Note also that this seems quite related to the issue on Mac OS #43, and it happens (as expected) while packing:

WARNING/ERROR: I got a permission error, message: [Errno 13] Permission denied: 'C:\\Users\\RUNNER~1\\AppData\\Local\\Temp\\tmp5piaee02\\container\\loose\\5f\\2a8e79262dd16aa7241355c49643d54c4f215f8e9d2a2eb2697fe71d78c425'
236

237
E           |-> AFTER RE-READING: checksum=5f2a8e79262dd16aa7241355c49643d54c4f215f8e9d2a2eb2697fe71d78c425, meta={'pack_length': 715, 'type': 'packed', 'size': 715, 'pack_compressed': False, 'pack_id': 0, 'pack_offset': 151904}

(the checksum is correct in the pack, after re-reading, as in #43)

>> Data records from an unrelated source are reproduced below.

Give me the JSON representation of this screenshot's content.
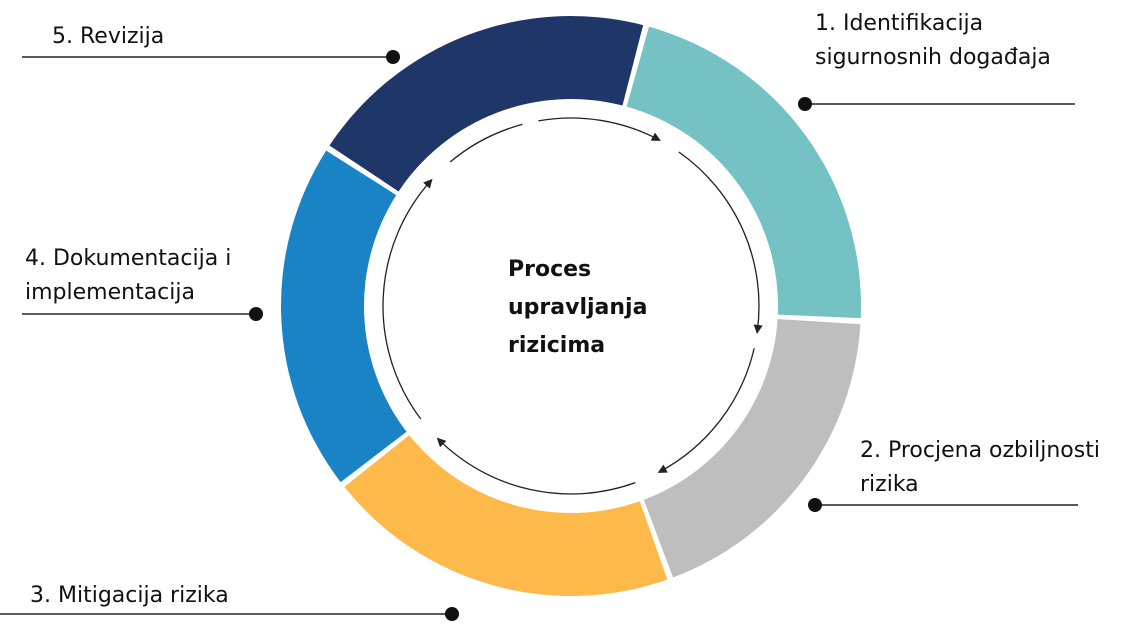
{
  "center": {
    "lines": [
      "Proces",
      "upravljanja",
      "rizicima"
    ]
  },
  "steps": [
    {
      "lines": [
        "1. Identifikacija",
        "sigurnosnih događaja"
      ]
    },
    {
      "lines": [
        "2. Procjena ozbiljnosti",
        "rizika"
      ]
    },
    {
      "lines": [
        "3. Mitigacija rizika"
      ]
    },
    {
      "lines": [
        "4. Dokumentacija i",
        "implementacija"
      ]
    },
    {
      "lines": [
        "5. Revizija"
      ]
    }
  ]
}
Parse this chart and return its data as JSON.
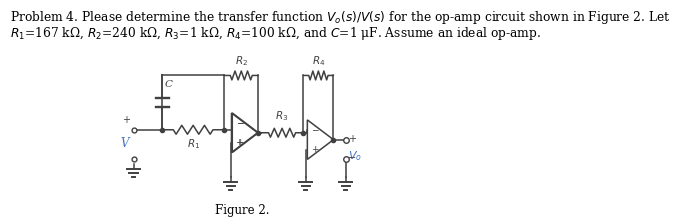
{
  "background_color": "#ffffff",
  "text_line1": "Problem 4. Please determine the transfer function $V_o(s)/V(s)$ for the op-amp circuit shown in Figure 2. Let",
  "text_line2": "$R_1$=167 kΩ, $R_2$=240 kΩ, $R_3$=1 kΩ, $R_4$=100 kΩ, and $C$=1 μF. Assume an ideal op-amp.",
  "figure_label": "Figure 2.",
  "figsize": [
    7.0,
    2.24
  ],
  "dpi": 100,
  "text_color": "#4472c4",
  "circuit_color": "#404040"
}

giovannipizzi commented 4 years ago

Notes on the new implementation with os.replace. I now get PermissionErrors, and if I try to read again, within the exception it cannot even read.

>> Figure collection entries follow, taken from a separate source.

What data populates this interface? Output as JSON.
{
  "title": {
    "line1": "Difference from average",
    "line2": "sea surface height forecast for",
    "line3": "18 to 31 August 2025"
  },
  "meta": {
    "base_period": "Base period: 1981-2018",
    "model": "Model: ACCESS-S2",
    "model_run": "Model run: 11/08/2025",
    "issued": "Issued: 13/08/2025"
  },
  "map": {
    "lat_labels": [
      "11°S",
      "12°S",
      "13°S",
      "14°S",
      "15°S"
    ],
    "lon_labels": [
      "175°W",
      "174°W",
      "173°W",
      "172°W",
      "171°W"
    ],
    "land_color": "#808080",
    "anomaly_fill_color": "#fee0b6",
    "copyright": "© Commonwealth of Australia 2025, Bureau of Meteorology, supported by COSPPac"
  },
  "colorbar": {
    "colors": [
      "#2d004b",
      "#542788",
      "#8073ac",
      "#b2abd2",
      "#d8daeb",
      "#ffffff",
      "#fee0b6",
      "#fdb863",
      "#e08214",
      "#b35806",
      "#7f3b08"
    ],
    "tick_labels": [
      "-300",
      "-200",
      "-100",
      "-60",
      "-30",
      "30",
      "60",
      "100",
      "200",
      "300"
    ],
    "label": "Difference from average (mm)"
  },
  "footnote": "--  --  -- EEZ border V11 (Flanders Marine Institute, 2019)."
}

I can reproduce this with two processes running at the same time on Windows in the same folder:

import os
import psutil

dest_fname = 'DEST.txt'
for i in range(1000):
    this_fname = str(psutil.Process().pid) + '.txt'
    with open(this_fname, 'w') as fhandle:
        fhandle.write('CONTENT')
    try:
        os.replace(this_fname, dest_fname)
    except PermissionError:
        with open(dest_fname, 'rb') as f2:
            print(f2.read())
        raise
    print(this_fname, i)

One of the two crashes with:

Traceback (most recent call last):
  File "Z:\test-conc-replace.py", line 10, in <module>
    os.replace(this_fname, dest_fname)
PermissionError: [WinError 5] Access is denied: '3560.txt' -> 'DEST.txt'

During handling of the above exception, another exception occurred:

Traceback (most recent call last):
  File "Z:\test-conc-replace.py", line 12, in <module>
    with open(dest_fname, 'rb') as f2:
PermissionError: [Errno 13] Permission denied: 'DEST.txt'

Therefore, os.replace creates the file on windows with modes that are exclusive and do not allow even to open it in read mode.

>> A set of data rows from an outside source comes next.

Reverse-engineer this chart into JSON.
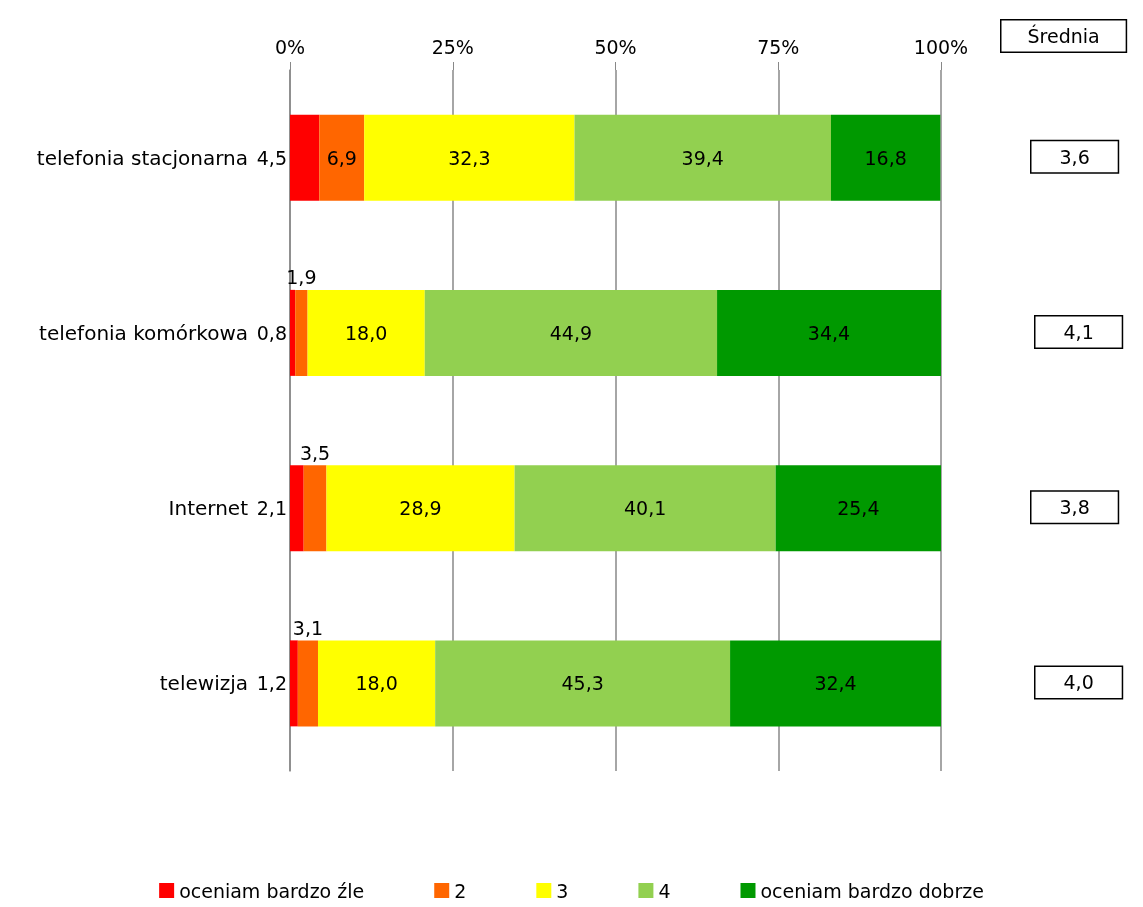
{
  "chart_data": {
    "type": "bar",
    "orientation": "horizontal",
    "stacked": true,
    "categories": [
      "telefonia stacjonarna",
      "telefonia komórkowa",
      "Internet",
      "telewizja"
    ],
    "series": [
      {
        "name": "oceniam bardzo źle",
        "color": "#ff0000",
        "values": [
          4.5,
          0.8,
          2.1,
          1.2
        ],
        "value_labels": [
          "4,5",
          "0,8",
          "2,1",
          "1,2"
        ]
      },
      {
        "name": "2",
        "color": "#ff6600",
        "values": [
          6.9,
          1.9,
          3.5,
          3.1
        ],
        "value_labels": [
          "6,9",
          "1,9",
          "3,5",
          "3,1"
        ]
      },
      {
        "name": "3",
        "color": "#ffff00",
        "values": [
          32.3,
          18.0,
          28.9,
          18.0
        ],
        "value_labels": [
          "32,3",
          "18,0",
          "28,9",
          "18,0"
        ]
      },
      {
        "name": "4",
        "color": "#92d050",
        "values": [
          39.4,
          44.9,
          40.1,
          45.3
        ],
        "value_labels": [
          "39,4",
          "44,9",
          "40,1",
          "45,3"
        ]
      },
      {
        "name": "oceniam bardzo dobrze",
        "color": "#009900",
        "values": [
          16.8,
          34.4,
          25.4,
          32.4
        ],
        "value_labels": [
          "16,8",
          "34,4",
          "25,4",
          "32,4"
        ]
      }
    ],
    "xlim": [
      0,
      100
    ],
    "xticks": [
      {
        "value": 0,
        "label": "0%"
      },
      {
        "value": 25,
        "label": "25%"
      },
      {
        "value": 50,
        "label": "50%"
      },
      {
        "value": 75,
        "label": "75%"
      },
      {
        "value": 100,
        "label": "100%"
      }
    ],
    "grid": "x",
    "legend": "bottom",
    "annotations": [
      "Średnia",
      "3,6",
      "4,1",
      "3,8",
      "4,0"
    ]
  }
}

IMPORTANT: This might be a problem even while creating packed objects! (when running with trust_existing=False).

In addition, of course, this even prevents delete. I can run a concurrent deleted like this:

import os
import psutil

dest_fname = 'DEST.txt'
for i in range(1000):
    this_fname = str(psutil.Process().pid) + '.txt'
    with open(this_fname, 'w') as fhandle:
        fhandle.write('CONTENT')
    try:
        os.replace(this_fname, dest_fname)
    except PermissionError:
        with open(dest_fname, 'rb') as f2:
            print(f2.read())
        raise
    print(this_fname, i)

In some cases I get the same error. In others I get

Traceback (most recent call last):
  File "Z:\test-conc-delete.py", line 7, in <module>
    os.remove(dest_fname)
PermissionError: [WinError 32] The process cannot access the file because it is
being used by another process: 'DEST.txt'
giovannipizzi commented 4 years ago

See this comment on how we could try to solve this issue: https://github.com/giovannipizzi/disk-objectstore/issues/43#issuecomment-657249788

Note however that there might still be at least one corner cas, discussed in the previous comment of this issue: even when not packing, we might have an issue (with trust_existing=false) if two processes are replacing files at the same exact time. This needs to be tested and we need to see if we find a workaround. An ugly one would be to wait and retry, but with some timeout to avoid infinite loops. We would like to avoid to send back an exception to the lib user in this technically valid case.

There are more complex things one could do in reality (e.g. create a special loose object whose name is the checksum plus a uuid, assume everything went OK, and let a later maintenance operation check these special cases, by checking the checksum and deciding which version to keep).